En poesía tuvo influencia del español Juan Ramón Jiménez y del francés Paul Valery. Fue un poeta de técnica cerebral, algo frio al escribir versos, pero a partir de 1947 su cerebraísmo se desheló en una honda y trascendental humanidad que le colocó entre los más intensos poetas de su tiempo.
Como novelista fue fuerte y original, como en Las interrogaciones del silencio. En poesía escribió buenos libros y una antología de la poesía española contemporánea. En 1936 se publicaron sus poesías completas. Tras la guerra incivil se exilió en México junto a su esposa, la también poetisa Ernestina Champurcín. Allí, en la tierra de Jorge Negrete, de Agustín Lara y del mejor presidente que ha tenido México, Benito Juárez, el poeta madrileño dejó viuda a Ernestina el año 1959.
Poemas y fragmentos
¿Quién pudo ver la cara de Dios? ¿Quién pudo verse
la cara sin mirarse en un espejo? Niegas
a Dios y tienes fe en el testimonio
acaso desleal, de unas aguas con légamo
en el fondo, y acatas el dudoso trasunto
que te dan, como réplica de ti mismo, un cristal
azogado, con una lámina bien pulida, de fino
acero, y los falaces ojos de una mujer.
Dios, infinitamente tuyo, te está mirando,
como te mira el sol. Los dos te ven. Tú puedes
verlos también, mas no mirarlos. Los dos ciegan
al mortal que, en un rapto de soberbia, levanta
sus ojos a la luz increada, que es Dios,
o pretende medirse con el cielo encendido,
con el ascua de Dios que ilumina la tierra.

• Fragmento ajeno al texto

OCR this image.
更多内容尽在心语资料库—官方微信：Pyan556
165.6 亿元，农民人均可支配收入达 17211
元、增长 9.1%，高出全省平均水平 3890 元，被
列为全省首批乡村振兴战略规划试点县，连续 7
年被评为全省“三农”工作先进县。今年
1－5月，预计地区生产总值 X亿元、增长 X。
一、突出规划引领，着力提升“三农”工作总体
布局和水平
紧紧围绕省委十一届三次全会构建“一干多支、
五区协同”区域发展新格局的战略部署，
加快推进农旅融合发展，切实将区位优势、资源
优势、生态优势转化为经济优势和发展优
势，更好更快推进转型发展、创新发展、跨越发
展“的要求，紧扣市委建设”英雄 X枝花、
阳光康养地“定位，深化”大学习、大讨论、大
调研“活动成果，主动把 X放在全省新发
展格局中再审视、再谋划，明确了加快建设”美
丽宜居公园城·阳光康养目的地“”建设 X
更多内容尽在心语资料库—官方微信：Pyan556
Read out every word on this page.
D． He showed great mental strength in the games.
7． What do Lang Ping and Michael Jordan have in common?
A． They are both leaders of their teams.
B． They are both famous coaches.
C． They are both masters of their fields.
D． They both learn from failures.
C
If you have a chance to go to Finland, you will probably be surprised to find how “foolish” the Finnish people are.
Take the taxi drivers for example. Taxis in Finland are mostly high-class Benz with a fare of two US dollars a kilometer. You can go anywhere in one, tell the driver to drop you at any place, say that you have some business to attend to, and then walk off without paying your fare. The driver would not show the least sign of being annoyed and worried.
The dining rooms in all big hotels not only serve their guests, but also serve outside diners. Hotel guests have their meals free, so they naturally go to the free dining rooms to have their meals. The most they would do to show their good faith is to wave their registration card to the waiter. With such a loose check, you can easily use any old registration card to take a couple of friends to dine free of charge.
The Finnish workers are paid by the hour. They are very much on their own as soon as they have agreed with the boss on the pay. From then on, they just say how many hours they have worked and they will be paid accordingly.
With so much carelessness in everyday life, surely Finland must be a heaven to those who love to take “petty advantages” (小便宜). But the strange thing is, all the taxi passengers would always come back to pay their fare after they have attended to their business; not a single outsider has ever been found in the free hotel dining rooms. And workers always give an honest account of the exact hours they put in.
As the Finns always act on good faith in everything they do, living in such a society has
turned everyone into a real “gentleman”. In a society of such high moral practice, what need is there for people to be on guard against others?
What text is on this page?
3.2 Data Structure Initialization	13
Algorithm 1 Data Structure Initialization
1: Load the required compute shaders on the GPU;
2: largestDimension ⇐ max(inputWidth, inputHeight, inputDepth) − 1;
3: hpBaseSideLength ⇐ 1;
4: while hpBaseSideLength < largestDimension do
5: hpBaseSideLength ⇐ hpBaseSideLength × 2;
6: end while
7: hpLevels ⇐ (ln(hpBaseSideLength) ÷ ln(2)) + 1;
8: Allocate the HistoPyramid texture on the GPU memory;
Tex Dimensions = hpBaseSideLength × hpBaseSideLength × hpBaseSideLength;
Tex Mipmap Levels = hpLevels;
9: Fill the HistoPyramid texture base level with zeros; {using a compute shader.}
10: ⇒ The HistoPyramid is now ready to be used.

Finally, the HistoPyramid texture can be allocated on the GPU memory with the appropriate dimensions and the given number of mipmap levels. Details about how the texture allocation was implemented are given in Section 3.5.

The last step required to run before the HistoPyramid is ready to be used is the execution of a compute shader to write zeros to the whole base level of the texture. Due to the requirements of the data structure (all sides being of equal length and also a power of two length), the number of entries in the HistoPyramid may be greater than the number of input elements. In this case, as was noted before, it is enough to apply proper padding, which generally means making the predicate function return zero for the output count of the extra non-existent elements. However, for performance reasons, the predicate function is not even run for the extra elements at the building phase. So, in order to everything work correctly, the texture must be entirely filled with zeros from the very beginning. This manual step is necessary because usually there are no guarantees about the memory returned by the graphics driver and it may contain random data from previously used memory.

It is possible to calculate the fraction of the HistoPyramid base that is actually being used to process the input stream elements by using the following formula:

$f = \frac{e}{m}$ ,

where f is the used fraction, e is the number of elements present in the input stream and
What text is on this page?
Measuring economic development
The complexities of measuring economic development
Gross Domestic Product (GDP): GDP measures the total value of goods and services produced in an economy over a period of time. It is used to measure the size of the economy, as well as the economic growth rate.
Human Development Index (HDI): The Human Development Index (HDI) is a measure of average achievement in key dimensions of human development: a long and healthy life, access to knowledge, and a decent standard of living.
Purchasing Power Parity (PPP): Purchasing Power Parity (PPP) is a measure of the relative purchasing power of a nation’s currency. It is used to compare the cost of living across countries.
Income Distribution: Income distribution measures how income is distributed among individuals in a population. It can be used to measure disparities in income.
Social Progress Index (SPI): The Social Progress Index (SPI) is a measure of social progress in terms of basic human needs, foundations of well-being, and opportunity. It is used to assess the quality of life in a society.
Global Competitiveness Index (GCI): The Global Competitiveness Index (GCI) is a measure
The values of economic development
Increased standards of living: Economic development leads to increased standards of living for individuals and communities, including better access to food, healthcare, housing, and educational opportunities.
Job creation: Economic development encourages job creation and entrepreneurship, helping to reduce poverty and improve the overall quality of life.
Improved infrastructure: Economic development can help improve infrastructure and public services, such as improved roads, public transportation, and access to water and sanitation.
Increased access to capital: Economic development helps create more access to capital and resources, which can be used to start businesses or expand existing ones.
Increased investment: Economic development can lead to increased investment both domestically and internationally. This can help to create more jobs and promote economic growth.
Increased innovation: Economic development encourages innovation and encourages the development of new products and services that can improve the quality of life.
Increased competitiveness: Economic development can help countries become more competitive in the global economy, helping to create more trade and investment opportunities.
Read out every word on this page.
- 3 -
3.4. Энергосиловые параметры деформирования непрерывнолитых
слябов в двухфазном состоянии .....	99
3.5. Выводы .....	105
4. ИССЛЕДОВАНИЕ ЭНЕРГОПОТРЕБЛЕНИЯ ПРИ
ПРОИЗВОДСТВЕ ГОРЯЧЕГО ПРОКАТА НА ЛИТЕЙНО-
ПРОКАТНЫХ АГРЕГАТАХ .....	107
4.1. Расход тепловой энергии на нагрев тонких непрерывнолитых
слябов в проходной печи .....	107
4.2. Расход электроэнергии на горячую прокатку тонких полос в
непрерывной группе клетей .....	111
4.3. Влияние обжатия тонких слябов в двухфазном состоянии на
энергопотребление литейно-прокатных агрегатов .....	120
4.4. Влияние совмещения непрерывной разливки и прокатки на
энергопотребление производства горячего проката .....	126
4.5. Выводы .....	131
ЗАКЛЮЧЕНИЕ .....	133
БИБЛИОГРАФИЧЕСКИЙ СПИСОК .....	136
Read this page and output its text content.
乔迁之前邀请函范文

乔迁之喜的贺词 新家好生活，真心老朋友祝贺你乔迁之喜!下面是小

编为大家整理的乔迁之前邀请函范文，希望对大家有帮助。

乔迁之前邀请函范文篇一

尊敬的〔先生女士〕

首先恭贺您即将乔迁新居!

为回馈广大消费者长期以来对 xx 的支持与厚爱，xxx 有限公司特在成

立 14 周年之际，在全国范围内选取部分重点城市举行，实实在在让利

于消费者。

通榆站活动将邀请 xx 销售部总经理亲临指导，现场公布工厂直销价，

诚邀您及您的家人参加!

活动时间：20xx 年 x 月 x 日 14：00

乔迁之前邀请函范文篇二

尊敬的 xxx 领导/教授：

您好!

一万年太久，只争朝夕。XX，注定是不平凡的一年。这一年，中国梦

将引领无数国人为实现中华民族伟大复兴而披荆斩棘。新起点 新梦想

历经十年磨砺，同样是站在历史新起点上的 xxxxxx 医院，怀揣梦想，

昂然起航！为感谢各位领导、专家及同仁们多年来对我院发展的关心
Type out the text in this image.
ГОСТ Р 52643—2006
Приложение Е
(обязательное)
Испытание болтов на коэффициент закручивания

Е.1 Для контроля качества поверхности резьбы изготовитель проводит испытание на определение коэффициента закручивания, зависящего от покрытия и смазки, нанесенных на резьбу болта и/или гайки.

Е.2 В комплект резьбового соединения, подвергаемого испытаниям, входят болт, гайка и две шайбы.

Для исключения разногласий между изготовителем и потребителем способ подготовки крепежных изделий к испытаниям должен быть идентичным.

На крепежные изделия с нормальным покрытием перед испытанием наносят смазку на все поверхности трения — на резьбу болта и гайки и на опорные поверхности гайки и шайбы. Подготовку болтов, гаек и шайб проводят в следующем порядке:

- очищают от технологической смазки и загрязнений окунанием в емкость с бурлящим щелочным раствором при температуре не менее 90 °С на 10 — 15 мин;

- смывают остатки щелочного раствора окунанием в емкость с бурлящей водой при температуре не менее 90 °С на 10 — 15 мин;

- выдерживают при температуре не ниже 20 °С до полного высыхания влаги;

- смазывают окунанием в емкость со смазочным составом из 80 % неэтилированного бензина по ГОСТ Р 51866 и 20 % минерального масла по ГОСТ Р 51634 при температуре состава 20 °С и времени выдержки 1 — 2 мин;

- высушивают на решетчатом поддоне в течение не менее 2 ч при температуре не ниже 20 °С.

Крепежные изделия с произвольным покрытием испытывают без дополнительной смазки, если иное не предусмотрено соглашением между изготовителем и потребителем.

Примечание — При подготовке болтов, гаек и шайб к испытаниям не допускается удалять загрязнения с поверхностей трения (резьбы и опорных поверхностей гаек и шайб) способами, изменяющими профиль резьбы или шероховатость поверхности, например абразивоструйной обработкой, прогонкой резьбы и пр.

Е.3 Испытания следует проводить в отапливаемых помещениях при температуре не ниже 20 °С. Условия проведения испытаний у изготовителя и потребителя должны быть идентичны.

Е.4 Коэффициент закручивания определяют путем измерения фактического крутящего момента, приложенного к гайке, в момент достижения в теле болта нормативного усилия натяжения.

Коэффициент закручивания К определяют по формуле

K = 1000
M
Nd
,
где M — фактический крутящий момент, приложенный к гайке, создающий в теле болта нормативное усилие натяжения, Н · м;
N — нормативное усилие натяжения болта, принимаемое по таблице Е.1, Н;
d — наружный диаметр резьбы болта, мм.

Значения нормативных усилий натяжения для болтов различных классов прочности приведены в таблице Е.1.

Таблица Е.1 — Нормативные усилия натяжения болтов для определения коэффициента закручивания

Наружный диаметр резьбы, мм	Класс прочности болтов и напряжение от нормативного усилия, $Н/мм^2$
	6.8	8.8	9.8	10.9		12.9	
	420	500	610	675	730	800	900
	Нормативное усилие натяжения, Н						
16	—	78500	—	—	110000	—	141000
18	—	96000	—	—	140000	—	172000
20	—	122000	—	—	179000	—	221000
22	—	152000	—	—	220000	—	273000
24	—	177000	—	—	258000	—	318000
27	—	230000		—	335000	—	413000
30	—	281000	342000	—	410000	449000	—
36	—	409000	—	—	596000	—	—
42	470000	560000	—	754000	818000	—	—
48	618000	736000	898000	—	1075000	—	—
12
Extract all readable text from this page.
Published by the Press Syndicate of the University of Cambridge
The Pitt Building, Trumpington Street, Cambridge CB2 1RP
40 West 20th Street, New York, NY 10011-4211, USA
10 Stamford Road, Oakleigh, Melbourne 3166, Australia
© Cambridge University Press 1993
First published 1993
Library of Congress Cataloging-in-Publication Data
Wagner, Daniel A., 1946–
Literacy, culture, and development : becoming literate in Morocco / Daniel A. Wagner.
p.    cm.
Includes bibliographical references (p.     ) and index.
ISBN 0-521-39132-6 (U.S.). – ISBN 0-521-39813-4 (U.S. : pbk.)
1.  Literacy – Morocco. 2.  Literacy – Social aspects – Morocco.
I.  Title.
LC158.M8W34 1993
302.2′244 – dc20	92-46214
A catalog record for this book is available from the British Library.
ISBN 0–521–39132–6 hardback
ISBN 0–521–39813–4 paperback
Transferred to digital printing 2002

Pero Dios está siempre contigo y al alcance
de tus ojos: igual que el sol durante el día.
Si quieres ver a Dios, no le mires de cara a Él: de frente.
Contémplale en las cosas que son Él y que puedes
mirar sin abrasarte los ojos, como miras
la luz del sol que vibra en el aire, que dora
las tiernas hojas verdes de los árboles viejos,
que irisa las alas de las aves
o que cae en el río y brilla como
áureos remos que quieren bogar entre dos aguas.
Porque Dios está siempre contigo y al alcance
de tus ojos. No olvides que en tu sombra también
está. La noche oscura del alma, sordo y lento
revés del día, tiene entre sus negras
angustias el oculto paso de Dios.
(La noche
no le niega, está atónita porque no le ve
evidente, radiante, como se da a la luz clara
del sol, en infalible mediodía.)
Si quieres verte el alma, cierra los ojos: ponte
desnudo, como eres en tu conciencia. Allí
están Dios y tu alma. (Tu alma, lo que tienes
en ti y fuera de ti, lo que te vive,
por lo que vives; toda la verdad de ti mismo.
Eso que no se desmorona nunca,
que no es cuerpo friable y deleznable: el alma.